Miss Dean was born with her left forearm missing
A disabled woman from north-west London has won her employment tribunal against clothing giant Abercrombie and Fitch.
Riam Dean, 22, who has a prosthetic arm, claimed she was "diminished" for not fitting the "look policy" at the Savile Row store in central London.
A central London tribunal awarded Miss Dean £8,000 for unlawful harassment and ruled that Abercrombie and Fitch failed to comply with employment law.
But the tribunal found Miss Dean did not suffer disability discrimination.
Miss Dean, who has just finished exams at Queen Mary University in east London, had claimed she was made to work in the stockroom for not fitting the brand's "all-American" image.
The tribunal heard she resigned from the store following the spat and was left "distraught".
Abercrombie and Fitch (A&F) maintained throughout the hearing that it valued inclusiveness.

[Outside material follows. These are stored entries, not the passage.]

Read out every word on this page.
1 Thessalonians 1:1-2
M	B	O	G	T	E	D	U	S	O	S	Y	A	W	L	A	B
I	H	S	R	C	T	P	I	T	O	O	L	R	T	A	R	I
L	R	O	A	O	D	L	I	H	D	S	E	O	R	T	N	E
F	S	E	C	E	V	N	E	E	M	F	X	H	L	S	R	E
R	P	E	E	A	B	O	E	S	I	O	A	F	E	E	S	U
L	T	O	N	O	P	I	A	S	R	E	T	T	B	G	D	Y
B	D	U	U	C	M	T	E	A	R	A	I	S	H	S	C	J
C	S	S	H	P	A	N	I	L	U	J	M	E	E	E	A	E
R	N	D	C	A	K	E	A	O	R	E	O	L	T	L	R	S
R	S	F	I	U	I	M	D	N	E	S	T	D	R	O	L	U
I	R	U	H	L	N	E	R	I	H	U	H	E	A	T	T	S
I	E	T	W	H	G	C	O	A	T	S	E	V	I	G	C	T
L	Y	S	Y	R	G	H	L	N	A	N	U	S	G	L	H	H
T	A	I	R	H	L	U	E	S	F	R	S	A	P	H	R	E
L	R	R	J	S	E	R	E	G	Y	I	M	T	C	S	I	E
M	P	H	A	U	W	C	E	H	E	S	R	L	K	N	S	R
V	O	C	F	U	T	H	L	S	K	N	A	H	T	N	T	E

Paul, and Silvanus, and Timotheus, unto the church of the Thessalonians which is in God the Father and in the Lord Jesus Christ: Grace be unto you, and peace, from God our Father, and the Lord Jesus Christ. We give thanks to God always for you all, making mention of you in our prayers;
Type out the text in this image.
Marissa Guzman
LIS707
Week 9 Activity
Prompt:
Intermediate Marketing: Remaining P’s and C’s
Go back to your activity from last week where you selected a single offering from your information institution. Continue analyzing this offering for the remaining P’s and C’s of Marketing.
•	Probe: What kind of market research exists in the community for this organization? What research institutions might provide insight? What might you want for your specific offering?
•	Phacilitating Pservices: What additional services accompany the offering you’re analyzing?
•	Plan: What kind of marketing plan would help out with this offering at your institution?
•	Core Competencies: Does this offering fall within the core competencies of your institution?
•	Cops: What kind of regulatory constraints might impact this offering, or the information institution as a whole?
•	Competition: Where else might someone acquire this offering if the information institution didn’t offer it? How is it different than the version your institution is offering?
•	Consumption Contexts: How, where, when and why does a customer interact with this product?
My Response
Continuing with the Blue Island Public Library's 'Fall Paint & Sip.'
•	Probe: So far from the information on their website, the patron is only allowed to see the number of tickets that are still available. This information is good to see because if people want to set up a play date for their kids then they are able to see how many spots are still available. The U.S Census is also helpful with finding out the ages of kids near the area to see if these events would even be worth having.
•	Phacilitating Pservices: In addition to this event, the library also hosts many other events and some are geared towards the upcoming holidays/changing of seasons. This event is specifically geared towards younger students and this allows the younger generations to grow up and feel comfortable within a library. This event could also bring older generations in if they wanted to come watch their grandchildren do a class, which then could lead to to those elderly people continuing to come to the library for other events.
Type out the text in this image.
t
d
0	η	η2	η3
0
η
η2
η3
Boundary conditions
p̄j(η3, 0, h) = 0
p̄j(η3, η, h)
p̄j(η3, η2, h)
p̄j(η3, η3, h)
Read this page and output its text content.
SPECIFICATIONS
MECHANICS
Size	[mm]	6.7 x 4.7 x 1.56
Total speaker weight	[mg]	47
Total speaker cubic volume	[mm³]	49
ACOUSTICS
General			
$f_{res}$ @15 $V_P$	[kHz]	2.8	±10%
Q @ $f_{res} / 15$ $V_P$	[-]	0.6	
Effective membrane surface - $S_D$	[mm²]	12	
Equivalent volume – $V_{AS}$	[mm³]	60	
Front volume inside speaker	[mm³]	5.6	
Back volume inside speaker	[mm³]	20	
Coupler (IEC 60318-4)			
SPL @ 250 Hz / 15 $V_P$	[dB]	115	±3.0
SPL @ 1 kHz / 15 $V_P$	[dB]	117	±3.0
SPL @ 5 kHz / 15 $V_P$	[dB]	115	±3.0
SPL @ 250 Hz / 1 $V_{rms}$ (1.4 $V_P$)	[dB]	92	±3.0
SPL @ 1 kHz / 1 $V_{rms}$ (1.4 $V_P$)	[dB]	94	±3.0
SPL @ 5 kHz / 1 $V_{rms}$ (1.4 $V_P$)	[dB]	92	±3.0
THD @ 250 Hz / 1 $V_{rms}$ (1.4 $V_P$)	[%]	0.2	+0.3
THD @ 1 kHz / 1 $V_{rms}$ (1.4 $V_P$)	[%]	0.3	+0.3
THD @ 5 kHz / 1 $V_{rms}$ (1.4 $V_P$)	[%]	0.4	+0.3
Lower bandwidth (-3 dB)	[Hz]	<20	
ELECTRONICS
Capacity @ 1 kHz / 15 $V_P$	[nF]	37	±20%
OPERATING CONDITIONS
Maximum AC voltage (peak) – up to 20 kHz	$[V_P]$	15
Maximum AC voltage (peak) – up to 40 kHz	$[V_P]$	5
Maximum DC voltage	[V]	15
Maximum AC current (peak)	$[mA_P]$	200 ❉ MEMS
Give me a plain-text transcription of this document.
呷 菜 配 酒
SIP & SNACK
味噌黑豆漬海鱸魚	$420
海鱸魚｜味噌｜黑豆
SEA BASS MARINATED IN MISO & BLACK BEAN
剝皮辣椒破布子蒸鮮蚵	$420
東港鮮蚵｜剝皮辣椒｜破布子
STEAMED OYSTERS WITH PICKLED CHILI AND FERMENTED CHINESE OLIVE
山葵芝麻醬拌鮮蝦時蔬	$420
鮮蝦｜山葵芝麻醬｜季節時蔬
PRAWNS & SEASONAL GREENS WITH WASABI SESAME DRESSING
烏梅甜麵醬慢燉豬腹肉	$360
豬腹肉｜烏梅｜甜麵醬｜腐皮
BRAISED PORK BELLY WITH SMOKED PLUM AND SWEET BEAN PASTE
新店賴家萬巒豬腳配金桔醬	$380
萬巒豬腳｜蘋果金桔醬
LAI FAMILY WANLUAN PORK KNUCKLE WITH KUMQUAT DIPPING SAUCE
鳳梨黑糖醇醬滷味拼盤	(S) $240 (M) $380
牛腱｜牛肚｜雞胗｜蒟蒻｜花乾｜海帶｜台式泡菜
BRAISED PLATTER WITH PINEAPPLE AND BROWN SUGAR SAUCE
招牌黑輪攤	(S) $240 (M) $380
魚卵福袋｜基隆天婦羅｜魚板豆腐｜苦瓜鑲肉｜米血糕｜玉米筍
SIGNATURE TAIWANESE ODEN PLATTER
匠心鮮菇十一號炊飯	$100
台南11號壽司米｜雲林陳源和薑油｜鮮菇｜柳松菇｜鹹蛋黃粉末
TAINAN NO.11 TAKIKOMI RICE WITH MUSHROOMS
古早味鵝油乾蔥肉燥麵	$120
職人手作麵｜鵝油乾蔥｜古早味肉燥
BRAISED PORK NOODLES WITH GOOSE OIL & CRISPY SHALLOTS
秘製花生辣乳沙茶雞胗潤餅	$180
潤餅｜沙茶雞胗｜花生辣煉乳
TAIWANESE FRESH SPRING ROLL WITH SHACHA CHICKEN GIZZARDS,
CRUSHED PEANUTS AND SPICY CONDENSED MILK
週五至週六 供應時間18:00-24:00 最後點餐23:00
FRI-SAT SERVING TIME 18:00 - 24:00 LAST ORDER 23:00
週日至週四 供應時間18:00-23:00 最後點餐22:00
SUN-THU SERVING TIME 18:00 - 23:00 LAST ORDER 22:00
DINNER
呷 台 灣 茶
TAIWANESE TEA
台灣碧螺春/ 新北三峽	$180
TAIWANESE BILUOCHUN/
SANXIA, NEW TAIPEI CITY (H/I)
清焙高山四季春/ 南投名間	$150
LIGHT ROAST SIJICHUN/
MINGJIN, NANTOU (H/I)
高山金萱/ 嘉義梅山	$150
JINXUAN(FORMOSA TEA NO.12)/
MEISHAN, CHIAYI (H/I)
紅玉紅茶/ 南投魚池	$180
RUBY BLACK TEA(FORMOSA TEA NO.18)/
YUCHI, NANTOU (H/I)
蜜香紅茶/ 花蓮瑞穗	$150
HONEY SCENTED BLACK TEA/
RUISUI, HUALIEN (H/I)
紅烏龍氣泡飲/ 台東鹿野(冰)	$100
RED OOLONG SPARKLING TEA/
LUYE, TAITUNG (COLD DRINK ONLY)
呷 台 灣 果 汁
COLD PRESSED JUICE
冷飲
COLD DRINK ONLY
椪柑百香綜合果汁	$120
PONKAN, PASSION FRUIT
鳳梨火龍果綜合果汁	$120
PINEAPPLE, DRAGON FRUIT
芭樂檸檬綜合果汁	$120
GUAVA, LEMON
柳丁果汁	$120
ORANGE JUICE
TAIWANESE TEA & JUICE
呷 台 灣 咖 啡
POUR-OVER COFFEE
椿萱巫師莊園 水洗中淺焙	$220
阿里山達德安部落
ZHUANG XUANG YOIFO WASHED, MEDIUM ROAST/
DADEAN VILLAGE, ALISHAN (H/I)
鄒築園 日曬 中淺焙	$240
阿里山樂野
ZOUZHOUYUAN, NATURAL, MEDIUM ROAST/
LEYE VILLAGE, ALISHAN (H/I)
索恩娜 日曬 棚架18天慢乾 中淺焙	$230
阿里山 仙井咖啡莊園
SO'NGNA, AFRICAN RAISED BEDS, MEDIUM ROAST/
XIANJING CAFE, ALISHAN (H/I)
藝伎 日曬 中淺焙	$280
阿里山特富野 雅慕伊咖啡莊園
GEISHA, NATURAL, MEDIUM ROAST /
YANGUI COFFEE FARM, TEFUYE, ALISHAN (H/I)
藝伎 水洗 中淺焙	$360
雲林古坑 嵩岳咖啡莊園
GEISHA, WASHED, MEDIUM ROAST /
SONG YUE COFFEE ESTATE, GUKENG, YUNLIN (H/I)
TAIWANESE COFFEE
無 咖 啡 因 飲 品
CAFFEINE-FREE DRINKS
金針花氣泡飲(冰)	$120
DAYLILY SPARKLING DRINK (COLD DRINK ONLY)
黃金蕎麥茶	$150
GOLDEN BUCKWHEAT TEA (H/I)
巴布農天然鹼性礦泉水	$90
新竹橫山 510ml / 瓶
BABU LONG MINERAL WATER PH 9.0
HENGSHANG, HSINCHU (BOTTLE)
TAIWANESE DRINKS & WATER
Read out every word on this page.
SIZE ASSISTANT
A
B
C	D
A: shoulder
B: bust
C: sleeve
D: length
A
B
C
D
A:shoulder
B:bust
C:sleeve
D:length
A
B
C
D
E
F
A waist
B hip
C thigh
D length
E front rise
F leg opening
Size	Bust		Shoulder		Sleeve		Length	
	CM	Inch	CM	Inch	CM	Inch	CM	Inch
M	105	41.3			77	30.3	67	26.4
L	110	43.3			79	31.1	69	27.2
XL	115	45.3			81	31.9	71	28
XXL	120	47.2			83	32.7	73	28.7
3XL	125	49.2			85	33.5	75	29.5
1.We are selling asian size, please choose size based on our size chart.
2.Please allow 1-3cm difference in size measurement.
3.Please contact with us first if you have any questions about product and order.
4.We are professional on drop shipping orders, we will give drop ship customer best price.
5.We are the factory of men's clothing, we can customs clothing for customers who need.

But the tribunal upheld Miss Dean's claim that she had been unlawfully harassed for a reason relating to her disability.
The judge found that A&F's handling of the row had failed to comply with employment law.
The tribunal surmised that Miss Dean, from Greenford, was wrongly dismissed.
But her claim of direct disability discrimination was described as "not well founded".
Miss Dean was awarded £136 basic compensation and £1,077 for loss of earnings.
The panel, which accepted she felt "humiliated" and experienced a "loss of confidence" following the dispute, also awarded her £6,800 for hurt feelings.
Abercrombie and Fitch's Savile Row shop is its flagship UK store
Miss Dean, who was forced to work in the stockroom after wearing a cardigan to cover her prosthetic arm, had originally sued the company for up to £20,000.
The ruling stated: "The tribunal is satisfied the reason for the claimant's dismissal was her breach of the look policy in wearing a cardigan.
"Whilst the tribunal is satisfied the claimant's dismissal was a consequence of her unlawful harassment, it can not be characterised direct disability discrimination."
Solicitor Steve Beverley, who represented Miss Dean at the tribunal, said: "I'm delighted for Riam who showed great courage - not only in bringing this case against a huge multi-national company, but in facing a challenging cross examination.
"It is all very well having glossy staff handbooks dealing with discrimination procedures - but you must actually apply them."
In a statement, counsel for A&F David Cupps, said the findings of the Tribunal were based "on the events of a single day" and that these "were not at all representative of Ms Dean's overall employment with A&F".
"We continue to believe that these events resulted from a misunderstanding that could have been avoided by better communication on the part of both parties," said Mr Cupps who added that the company continued to support the rights of disabled individuals.